Obviously a number of shovel manufacturers are not happy about this article and criticize it. One manufacturer told us much about Genswein’s findings had been debunked, “His shovel tests were performed on work-hardened snow that was then set up overnight. These are not normal conditions for avalanche debris in a companion rescue. Genswein’s research has always centered around organized rescue, not companion rescue… ”
In general, we agree with the idea that for companion rescues taking place right after a slide, the snows can be adequately chopped by most aluminum shovels without risk of failure. And yet over the years we’ve also seen quite a few slides and almost been hit my several slides started by cornices where lots of the debris that might have overrun one or several members of the party was extremely hard and could have realistically caused shovel failure in a companion rescue.

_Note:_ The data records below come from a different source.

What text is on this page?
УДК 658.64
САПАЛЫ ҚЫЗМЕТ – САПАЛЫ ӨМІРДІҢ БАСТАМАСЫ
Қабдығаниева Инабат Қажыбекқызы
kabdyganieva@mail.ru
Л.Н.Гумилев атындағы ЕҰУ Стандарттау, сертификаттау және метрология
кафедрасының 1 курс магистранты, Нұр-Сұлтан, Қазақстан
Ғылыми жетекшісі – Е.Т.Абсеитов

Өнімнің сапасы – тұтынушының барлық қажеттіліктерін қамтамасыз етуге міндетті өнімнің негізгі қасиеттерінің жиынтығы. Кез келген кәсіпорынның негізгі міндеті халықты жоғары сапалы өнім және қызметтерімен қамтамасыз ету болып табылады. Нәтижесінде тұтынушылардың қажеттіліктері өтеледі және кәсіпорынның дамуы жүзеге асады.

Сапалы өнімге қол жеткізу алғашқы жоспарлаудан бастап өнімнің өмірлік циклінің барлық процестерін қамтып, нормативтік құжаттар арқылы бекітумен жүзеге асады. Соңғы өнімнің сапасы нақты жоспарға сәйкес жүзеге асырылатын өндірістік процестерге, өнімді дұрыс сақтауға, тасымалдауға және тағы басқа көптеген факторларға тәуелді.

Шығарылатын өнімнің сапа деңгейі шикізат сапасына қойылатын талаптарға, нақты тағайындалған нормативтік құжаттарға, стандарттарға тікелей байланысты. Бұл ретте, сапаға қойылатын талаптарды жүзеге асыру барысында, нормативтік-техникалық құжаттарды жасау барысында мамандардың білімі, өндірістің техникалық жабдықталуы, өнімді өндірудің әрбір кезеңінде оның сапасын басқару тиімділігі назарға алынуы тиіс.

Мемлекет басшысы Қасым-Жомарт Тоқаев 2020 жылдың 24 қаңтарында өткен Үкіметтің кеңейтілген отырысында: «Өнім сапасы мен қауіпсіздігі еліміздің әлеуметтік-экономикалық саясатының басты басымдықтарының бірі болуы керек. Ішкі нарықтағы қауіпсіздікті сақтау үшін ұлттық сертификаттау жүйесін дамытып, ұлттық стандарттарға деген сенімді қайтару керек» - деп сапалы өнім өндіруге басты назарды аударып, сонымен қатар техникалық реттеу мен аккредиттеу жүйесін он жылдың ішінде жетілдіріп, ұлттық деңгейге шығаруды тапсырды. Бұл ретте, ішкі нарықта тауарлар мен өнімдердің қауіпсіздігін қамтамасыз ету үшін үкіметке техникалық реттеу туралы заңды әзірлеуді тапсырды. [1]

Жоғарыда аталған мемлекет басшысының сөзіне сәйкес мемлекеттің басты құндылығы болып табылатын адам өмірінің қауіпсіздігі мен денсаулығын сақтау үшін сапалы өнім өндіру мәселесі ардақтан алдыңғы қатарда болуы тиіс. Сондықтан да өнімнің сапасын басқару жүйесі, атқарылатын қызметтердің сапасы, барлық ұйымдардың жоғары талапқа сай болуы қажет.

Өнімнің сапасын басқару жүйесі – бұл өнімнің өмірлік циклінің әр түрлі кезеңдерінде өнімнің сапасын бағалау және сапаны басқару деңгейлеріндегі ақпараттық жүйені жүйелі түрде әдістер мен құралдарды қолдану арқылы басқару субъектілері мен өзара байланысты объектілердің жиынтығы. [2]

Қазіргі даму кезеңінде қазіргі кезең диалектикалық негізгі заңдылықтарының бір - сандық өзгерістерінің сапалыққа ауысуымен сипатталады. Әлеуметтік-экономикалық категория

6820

We’ve also had experiences leveling out tent platforms on hard, frozen glaciers where the ability to step on the top of shovel’s scoop or chip with the corner of it’s leading edge (as described in the article) would make the job easier with the right shovel and ruin the wrong shovel.
So the question we ask is this: Why not make sure your shovel can handle all possibilities? At a cost of $40 to $50 for several different models of Voile shovels with the T6 heat treatment, you’re not paying more for added versatility and added peace of mind. For all around ski-touring versatility (reasonable weight, packable size, functional handle, and a good price) we think the MiniTelepro T6 Avalanche Shovel (1 lb 9 oz, $48) hits the best sweet spot.